L’idée de grève, c'est-à-dire d’un moyen de lutte, d’une forme d’expression consistant à se croiser les bras, et à interrompre provisoirement le déroulement normal de la vie économique pour faire valoir des droits, contraindre un patronat à se pencher sur des revendications salariales par exemple, ou accepter de négocier avec les grévistes ou leurs représentants, fit, en moins de quinze années, des progrès considérables, acquit même droit de cité, nonobstant les dispositions d’une législation restrictive, et fut reconnue comme une pratique sinon légale, du moins légitime.
(…) La résistance patronale, mises à part quelques exceptions, ne fit que rarement preuve d’une rigidité extrême. D’un réalisme lucide, les propriétaires des moyens de production ne mettaient en général, non seulement aucune réticence à préconiser et à rechercher le dialogue avec les grévistes, mais il leur arrivait même de pousser le Gouverneur à diligenter ses procédures d’intervention, et ne se gênaient pas, lorsque leurs intérêts étaient gravement menacés, à prendre fait et cause pour les travailleurs, dans les conflits qui les opposaient au chemin de fer par exemple, où il est vrai, la part de l’Etat dans les capitaux, était considérable".

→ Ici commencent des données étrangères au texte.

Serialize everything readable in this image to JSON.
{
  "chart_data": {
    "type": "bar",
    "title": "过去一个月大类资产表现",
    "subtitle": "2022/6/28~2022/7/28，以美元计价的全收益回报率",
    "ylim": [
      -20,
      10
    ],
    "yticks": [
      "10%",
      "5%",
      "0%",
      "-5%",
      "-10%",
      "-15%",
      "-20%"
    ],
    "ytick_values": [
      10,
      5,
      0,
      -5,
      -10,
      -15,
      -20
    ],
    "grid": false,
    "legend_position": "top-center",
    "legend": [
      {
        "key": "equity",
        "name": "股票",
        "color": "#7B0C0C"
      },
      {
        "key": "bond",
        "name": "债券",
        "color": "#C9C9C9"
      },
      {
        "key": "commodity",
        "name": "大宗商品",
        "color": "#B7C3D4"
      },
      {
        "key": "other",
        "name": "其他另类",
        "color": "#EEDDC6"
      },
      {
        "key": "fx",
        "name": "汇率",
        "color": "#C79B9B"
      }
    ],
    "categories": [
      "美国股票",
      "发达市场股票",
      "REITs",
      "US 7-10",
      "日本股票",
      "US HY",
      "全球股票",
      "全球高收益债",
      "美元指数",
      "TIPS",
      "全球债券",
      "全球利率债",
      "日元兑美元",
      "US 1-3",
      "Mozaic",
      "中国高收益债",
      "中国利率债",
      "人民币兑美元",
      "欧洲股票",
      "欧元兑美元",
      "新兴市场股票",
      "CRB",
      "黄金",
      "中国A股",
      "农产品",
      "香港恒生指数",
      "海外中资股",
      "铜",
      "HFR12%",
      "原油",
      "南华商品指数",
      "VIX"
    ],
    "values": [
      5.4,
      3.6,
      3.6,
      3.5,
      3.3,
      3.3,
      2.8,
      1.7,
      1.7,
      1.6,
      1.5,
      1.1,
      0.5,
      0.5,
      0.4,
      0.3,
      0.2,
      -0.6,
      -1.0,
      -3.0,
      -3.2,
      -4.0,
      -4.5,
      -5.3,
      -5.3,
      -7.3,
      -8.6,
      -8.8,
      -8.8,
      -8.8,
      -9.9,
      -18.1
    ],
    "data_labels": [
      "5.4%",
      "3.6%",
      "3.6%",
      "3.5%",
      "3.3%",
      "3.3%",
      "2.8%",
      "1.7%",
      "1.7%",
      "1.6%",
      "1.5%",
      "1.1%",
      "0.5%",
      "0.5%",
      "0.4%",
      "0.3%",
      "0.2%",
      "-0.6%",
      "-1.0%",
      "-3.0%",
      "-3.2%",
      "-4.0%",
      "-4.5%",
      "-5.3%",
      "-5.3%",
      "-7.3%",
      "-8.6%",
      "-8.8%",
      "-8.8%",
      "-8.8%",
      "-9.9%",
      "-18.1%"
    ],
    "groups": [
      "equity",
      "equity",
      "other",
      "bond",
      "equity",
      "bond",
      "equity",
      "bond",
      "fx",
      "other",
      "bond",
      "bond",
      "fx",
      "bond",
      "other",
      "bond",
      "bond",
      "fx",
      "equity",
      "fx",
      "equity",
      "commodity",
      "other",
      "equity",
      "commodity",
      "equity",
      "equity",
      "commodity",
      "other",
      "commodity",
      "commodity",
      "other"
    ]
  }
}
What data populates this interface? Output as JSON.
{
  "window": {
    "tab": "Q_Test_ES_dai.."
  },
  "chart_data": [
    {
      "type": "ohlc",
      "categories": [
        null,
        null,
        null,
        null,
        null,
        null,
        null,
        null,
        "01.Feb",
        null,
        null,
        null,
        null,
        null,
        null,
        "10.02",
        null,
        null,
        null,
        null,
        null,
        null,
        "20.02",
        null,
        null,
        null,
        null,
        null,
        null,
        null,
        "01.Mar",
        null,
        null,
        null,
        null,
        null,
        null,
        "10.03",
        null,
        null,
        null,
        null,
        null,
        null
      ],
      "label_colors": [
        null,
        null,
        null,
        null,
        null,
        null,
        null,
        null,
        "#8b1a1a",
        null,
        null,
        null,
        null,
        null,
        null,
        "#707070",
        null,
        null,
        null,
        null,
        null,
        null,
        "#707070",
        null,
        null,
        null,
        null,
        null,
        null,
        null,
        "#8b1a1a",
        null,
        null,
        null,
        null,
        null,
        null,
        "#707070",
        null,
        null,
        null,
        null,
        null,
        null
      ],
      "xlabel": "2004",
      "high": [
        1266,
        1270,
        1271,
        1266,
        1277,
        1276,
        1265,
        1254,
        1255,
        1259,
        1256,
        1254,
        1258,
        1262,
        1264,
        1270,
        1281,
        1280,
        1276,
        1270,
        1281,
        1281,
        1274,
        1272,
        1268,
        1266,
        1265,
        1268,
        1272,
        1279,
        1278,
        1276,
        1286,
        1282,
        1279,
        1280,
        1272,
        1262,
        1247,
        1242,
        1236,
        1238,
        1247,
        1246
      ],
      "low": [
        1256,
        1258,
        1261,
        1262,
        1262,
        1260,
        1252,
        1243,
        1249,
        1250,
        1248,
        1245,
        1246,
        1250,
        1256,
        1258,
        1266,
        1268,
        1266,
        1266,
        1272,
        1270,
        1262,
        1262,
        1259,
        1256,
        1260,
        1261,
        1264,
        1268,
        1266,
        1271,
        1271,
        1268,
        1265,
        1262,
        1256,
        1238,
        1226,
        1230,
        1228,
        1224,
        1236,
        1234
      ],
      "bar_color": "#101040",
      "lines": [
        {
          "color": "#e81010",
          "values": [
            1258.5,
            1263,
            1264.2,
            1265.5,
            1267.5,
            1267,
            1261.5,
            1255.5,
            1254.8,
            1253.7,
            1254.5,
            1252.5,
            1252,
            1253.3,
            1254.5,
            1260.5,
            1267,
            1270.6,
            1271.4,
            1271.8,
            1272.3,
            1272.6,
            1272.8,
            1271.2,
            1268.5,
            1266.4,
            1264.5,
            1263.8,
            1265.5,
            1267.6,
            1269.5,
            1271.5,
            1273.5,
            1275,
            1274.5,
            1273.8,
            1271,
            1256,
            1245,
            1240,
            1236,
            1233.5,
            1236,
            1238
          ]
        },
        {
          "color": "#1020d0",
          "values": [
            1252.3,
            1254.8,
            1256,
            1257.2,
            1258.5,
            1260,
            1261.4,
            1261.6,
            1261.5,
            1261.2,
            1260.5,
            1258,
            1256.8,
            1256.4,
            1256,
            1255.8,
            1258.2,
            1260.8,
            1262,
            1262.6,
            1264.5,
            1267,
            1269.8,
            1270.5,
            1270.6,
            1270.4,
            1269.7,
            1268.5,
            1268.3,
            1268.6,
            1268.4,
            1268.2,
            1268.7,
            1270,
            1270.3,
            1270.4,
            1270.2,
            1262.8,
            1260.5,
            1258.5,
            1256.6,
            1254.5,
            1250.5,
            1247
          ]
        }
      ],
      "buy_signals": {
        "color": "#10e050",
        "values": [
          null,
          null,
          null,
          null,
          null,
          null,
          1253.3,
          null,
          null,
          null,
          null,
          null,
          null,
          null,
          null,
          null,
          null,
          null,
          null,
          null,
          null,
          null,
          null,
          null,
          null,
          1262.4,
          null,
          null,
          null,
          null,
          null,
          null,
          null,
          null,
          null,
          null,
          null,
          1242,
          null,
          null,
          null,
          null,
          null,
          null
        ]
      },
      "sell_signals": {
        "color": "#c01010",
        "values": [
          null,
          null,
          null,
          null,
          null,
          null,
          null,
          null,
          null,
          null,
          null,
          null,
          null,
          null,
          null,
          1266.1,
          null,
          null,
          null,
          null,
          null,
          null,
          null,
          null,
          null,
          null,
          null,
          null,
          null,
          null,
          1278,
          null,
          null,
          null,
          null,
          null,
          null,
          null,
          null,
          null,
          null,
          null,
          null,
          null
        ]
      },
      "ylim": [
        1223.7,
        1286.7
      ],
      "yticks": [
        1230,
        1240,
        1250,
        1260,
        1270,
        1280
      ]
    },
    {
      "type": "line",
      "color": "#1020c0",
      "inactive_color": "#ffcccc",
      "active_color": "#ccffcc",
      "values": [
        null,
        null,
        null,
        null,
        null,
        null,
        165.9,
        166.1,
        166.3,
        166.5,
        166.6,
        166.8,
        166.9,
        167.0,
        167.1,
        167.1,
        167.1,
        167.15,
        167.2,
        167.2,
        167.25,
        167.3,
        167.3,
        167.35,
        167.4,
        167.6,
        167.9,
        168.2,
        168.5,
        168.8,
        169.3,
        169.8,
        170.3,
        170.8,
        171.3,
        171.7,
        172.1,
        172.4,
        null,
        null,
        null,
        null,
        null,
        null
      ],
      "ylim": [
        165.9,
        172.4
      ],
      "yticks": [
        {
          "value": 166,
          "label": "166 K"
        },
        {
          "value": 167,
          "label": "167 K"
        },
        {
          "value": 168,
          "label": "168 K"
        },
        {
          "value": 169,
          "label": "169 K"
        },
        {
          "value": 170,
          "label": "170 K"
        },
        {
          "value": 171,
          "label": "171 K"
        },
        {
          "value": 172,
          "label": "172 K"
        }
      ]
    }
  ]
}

Non seulement cet exposé suffit amplement pour caractériser une classe ouvrière porteuse d’espoir, mais celle qui a une histoire en Afrique qu’elle partage de surcroît avec la bourgeoisie à travers des confrontations historiques de classes, comme cela s’est passé souvent dans le monde depuis que le prolétariat s’est constitué en classe sous le régime capitaliste.
Avant de poursuivre sur l’histoire du mouvement ouvrier africain, nous attirons l’attention des lecteurs sur le fait que nous allons nous heurter aux difficultés liées au déni de l’histoire de l’Afrique par les historiens et les autres penseurs des anciennes puissances coloniales. En effet, cela s’est traduit, par exemple, chez les administrateurs coloniaux par une politique de censure systématique des faits et gestes les plus importants de la classe ouvrière, notamment ceux qui mettaient en relief la force de la classe ouvrière. De ce fait, nous sommes réduits ici à nous appuyer sur des sources rares d’auteurs plus ou moins connus mais dont la rigueur des travaux nous semble globalement prouvée et convaincante. D’autre part, si nous reconnaissons largement le sérieux des chercheurs qui transmettent les sources de référence, en revanche nous ne partageons pas forcément certaines de leurs interprétations des évènements historiques. Il en est de même sur certaines notions, par exemple quand les mêmes parlent de "conscience syndicale" à la place de "conscience de classe" (ouvrière), ou encore "mouvement syndical" (au lieu de mouvement ouvrier). Reste que, jusqu’à nouvel ordre, nous avons confiance en leur rigueur scientifique tant que leurs thèses ne se heurtent pas aux faits historiques ou n’empêchent pas d’autres interprétations.
Le Sénégal fut la plus ancienne des colonies françaises en Afrique, la France s’y installa officiellement de 1659 à 1960.
Un historien situe le début de l’histoire du mouvement ouvrier africain à la fin du 18e siècle, d’où le titre de son ouvrage "Histoire du Mouvement syndical africain 1790- 1929".
Les premiers ouvriers professionnels (artisans charpentiers, menuisiers, maçons, etc.) furent des européens installés à Saint- Louis du Sénégal (ancienne capitale des colonies africaines).
Avant la seconde guerre mondiale, la population ouvrière de la colonie francophone d'Afrique Occidentale Française (AOF) se trouvait essentiellement au Sénégal, entre Saint-Louis et Dakar qui furent respectivement capitale de l’AOF et capitale de la fédération qui regroupait l'AOF, l'Afrique Equatoriale Française (AEF), le Cameroun et le Togo. Surtout à Dakar qui était le "poumon économique" de la colonie AOF, avec le port, le chemin de fer, et évidemment le gros des fonctionnaires et des employés des services.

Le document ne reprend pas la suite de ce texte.